Today it might be almost impossible for audiences to credence this association of the Chinese villain and "spiders, rats, reptiles, and other loathsome vermin," much less extend their sympathies to a character, even an older one, who spoke of his Asian enemy as a "yellow devil."  Nevertheless, Englehart and Starlin are more careful than Fu Manchu's creator sometimes was, to keep the villain from being a representative of the Chinese people. 

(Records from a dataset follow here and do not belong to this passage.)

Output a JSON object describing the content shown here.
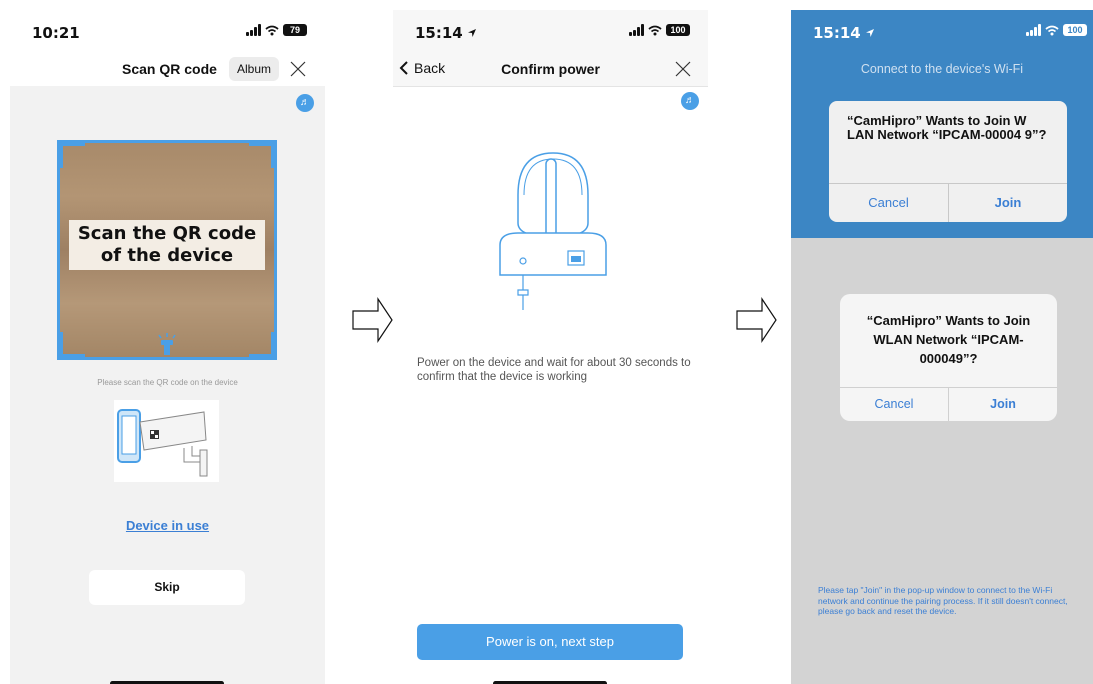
{
  "screen1": {
    "time": "10:21",
    "battery": "79",
    "title": "Scan QR code",
    "album_label": "Album",
    "overlay_line1": "Scan the QR code",
    "overlay_line2": "of the device",
    "hint": "Please scan the QR code on the device",
    "device_in_use": "Device in use",
    "skip": "Skip"
  },
  "screen2": {
    "time": "15:14",
    "battery": "100",
    "back_label": "Back",
    "title": "Confirm power",
    "instruction": "Power on the device and wait for about 30 seconds to confirm that the device is working",
    "next_button": "Power is on, next step"
  },
  "screen3": {
    "time": "15:14",
    "battery": "100",
    "header": "Connect to the device's Wi-Fi",
    "alert1_message": "“CamHipro” Wants to Join W LAN Network “IPCAM-00004 9”?",
    "alert1_cancel": "Cancel",
    "alert1_join": "Join",
    "alert2_message": "“CamHipro” Wants to Join WLAN Network “IPCAM-000049”?",
    "alert2_cancel": "Cancel",
    "alert2_join": "Join",
    "footer": "Please tap \"Join\" in the pop-up window to connect to the Wi-Fi network and continue the pairing process. If it still doesn't connect, please go back and reset the device."
  },
  "colors": {
    "accent": "#4a9fe6",
    "link": "#3b7fd4",
    "blue_header": "#3c86c4"
  },
  "icons": [
    "close-icon",
    "back-chevron-icon",
    "speaker-icon",
    "signal-icon",
    "wifi-icon",
    "battery-icon",
    "location-arrow-icon",
    "flashlight-icon",
    "right-arrow-icon"
  ]
}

The flashback ends with Shang-Chi's tortured realization of his father's duplicity, so he returns to Fu Manchu's stronghold for answers. He battles the gigantic sumo Tak, who was his father's tool in putting Nayland Smith in a wheelchair, and defeats him. He finds proof of Nayland Smith's accusations in his father's laboratory, where he is attacked by a huge gorilla. This battle lasts only two pages, but is less consequential for its action than for what the reader is told via captions about the gorilla: that Fu Manchu endowed the beast with a brain "capable of elementary reasoning," and then tormented the beast so that it would become savage enough to attack anyone trespassing on the laboratory. Though Shang-Chi is not privy to the information in the captions, he's horrified to see that his father's cruelty has resulted in "demons like this [creature]."

After the death of the guard-gorilla, Fu Manchu appears before his son, attempting to cajole his offspring back to the fold. However, Fu only reveals his own monomania by boasting of "an invisible, world-wide empire opposed to all governments." Shang-Chi, a peaceful pluralist at heart, renounces his father as a madman and swears to dedicate his life to preventing his evil schemes.

The series was so successful, albeit briefly, that the title in which the feature premiered, SPECIAL MARVEL EDITION, was quickly revised to MASTER OF KUNG FU, and remained under that title for the duration of its run. However, neither co-creator remained with their creation long: Starlin left with MOKF #17, and Englehart departed with #19. Curiously, neither man had planned to use Fu Manchu in their concept: this addition came about because Marvel had already licensed the "devil-doctor" but had been unable to find a way to make him salable.  Editor Roy Thomas reputedly injected Fu Manchu into the mix, but though his main motivation may have been economic-- that of justifying the license-- the combination proved more felicitous than might have been expected. Though Fu Manchu was not as popular in the second half of the 20th century as he'd been in the first half, his presence in the MOKF book forced creators to continually play the old, negative image of the Asian against the newer, positive one for as long as Marvel retained the license to Sax Rohmer's character.

To be sure, although writer Doug Moench and his many artist-collaborators produced some good mythcomics with Shang-Chi, none of them succeeded in portraying the Asian villain with as much dimension as did Englehart and Starlin. It's conceivable that their lack of enthusiasm was rooted in the dominant political view that Fu Manchu was only a racist artifact and nothing more-- or worse, that the prevalence of the many stereotypical Asian villains in pop culture signified that the most archetypal Asian villain should not be used by conscientious persons. It's a view with which I do not concur, as I will address in a future essay.